El brutal femicidio de Agostina Vega, la adolescente de 14 años cuyo cuerpo fue hallado en un descampado del barrio Ampliación Ferreyra en la ciudad de Córdoba, ingresó en una compleja etapa judicial donde la ciencia forense libra una carrera contrarreloj frente a la atrocidad del crimen. Tras el macabro hallazgo de los restos, ocultos en bolsas de consorcio tras permanecer desaparecida durante más de cinco días, los primeros resultados de la autopsia comenzaron a arrojar luz sobre la mecánica del hecho, aunque también expusieron severas dificultades técnicas para los peritos encargados de blindar la acusación contra el único detenido.

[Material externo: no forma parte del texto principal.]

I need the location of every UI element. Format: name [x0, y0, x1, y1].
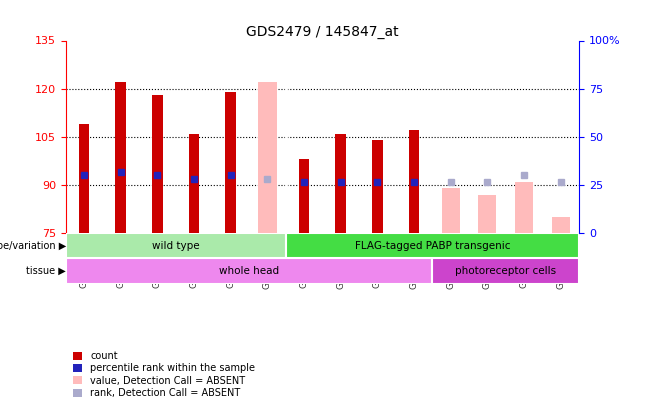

Los informes forenses preliminares determinaron que la causa eficiente de la muerte de la menor fue una asfixia mecánica, confirmando la hipótesis de un homicidio violento y descartando de manera categórica que la víctima cursara un embarazo. Sin embargo, el principal escollo para los investigadores radica en la acreditación del abuso sexual, un elemento penal determinante para la calificación de la causa. El ensañamiento y las maniobras de desmembramiento ejecutadas para hacer desaparecer el cuerpo provocaron un daño severo en los órganos internos y en la zona pélvica, lo que impidió a los especialistas tomar las muestras de hispados de rigor clínico que habitualmente configuran la prueba irrefutable de un ataque de índole sexual.

A pesar de las severas condiciones de descomposición, agravadas por el paso del tiempo y las inclemencias del terreno, la criminalística cuenta con herramientas precisas para delimitar la ventana horaria del deceso. Expertos en la materia señalan que la concentración de potasio en el humor vítreo, el líquido intraocular que suele preservarse aun en escenarios de extrema violencia, será la clave científica para establecer con exactitud el momento exacto en que se produjo la muerte, un dato fundamental para confrontarlo con los movimientos del sospechoso.
En el centro de la imputación se encuentra Claudio Barrelier, un hombre de 33 años que mantenía una relación previa con la madre de la víctima. El avance de la pesquisa penal se sostiene, además de los indicios médicos, en un contundente registro de cámaras de seguridad del sector. Las filmaciones captaron al sospechoso transportando baldes de gran porte y bolsas de consorcio a bordo de un automóvil Ford Ka de color negro hacia el descampado donde finalmente se descubrieron los restos sepultados bajo la quema de residuos cotidianos. La fiscalía buscará ahora hilvanar las conclusiones de los laboratorios biológicos con la secuencia temporal de los videos para consolidar una acusación que enfrente los desafíos de un escenario criminal alterado con extrema crueldad.